“Ouch. That hurt. A lot.”
This was the response from some search engine marketing agencies last week when the 2006 JupiterResearch Search Engine Marketing Agency Constellation report landed with a thud. The rising stars, however, immediately sent out press releases citing “edge-of-the-seat” passages as if it were a movie review.
The power of a single published opinion has always perplexed me. Having served time at an SEM agency, I can tell you firsthand that such studies can make or break a deal. I’m also willing to bet that at least one person in the industry is fired over the report – or at least locked in a dark room without food for awhile.
Even more troubling is the how the rest of the world responds as it makes decisions on which SEM to select, work for, invest in or acquire. One search marketer suggested to me that a particular firm’s poor performance would lead to its eventual death in the industry.
The mere existence of the constellation report is the result of a saturated, yet undifferentiated market. Indeed, one attendee at last week’s Search Engine Strategies show in San Jose asked me, “How can an industry support so many firms who do exactly the same thing?”
Enter the critic.
In March 2006, JupiterResearch conducted a formal survey of 317 qualified search marketers and 103 SEMs. By May 2006, only 15 SEMs were invited to participate in the paid search constellation and 13 SEMs were invited to participate in the natural search constellation. The first step required participants to complete survey, followed by the opportunity to meet with JupiterResearch analysts and demo technology.
Don’t Believe the Hype
With very good marketing, even a bad firm can attain solid sales during opening weekend. Word of mouth, however, can do a film in. At least five clients of each SEM were interviewed by JupiterResearch. This data was also paired with the responses from the 317 marketers surveyed in March.

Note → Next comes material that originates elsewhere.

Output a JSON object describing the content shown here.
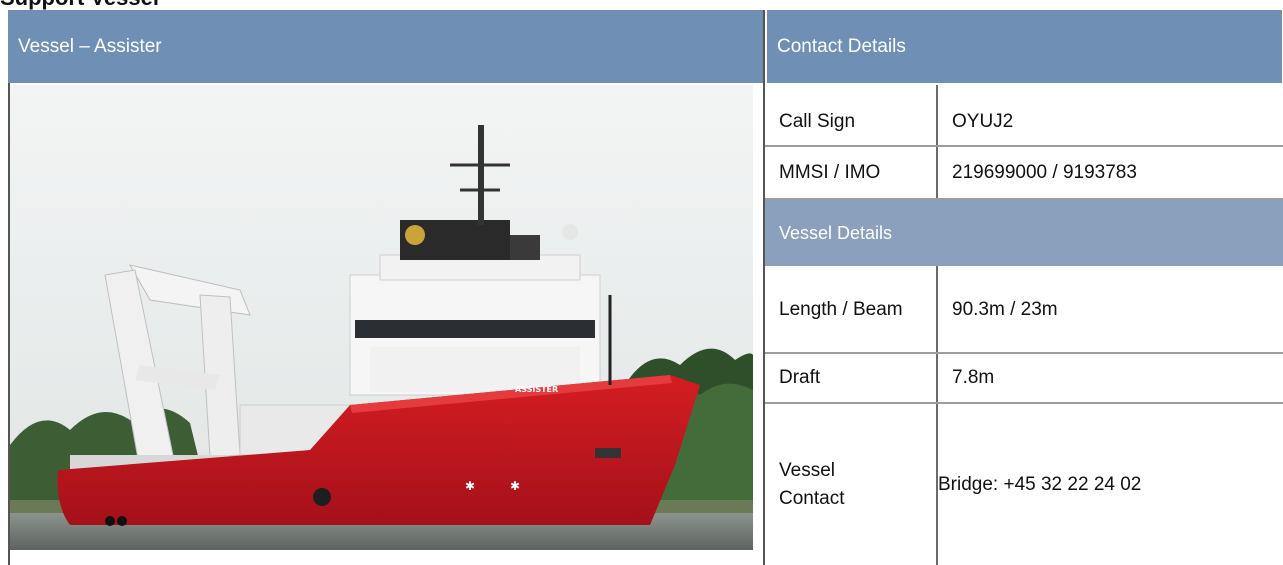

Now, this is where it gets interesting. According to the report, search engine marketing clients are not seeing so many blockbusters. While they are relatively happy with the SEM’s account teams, only 57 percent approved of their agency’s ability to execute on paid search and only 58 percent approved of their agency’s ability to execute on natural search. This proves that even with a brilliant cast, a film can still be a bust.
Furthermore, 32 percent of marketers will switch their SEM if it fails to deliver against expectations set for the search campaign. For the midsized marketer, this feeling is intensified. After all, the smaller clients are the first to be neglected when resources are tight.
Rotten Tomatoes When all is said and done, one must remember that the 15 or so reviewed firms are still that: the top 15 of 103. And while even I found some of the rankings a bit off, the gap between each player represents very little differentiation. For those of you who are skeptics, Forrester Research’s report is coming soon to a theater near you.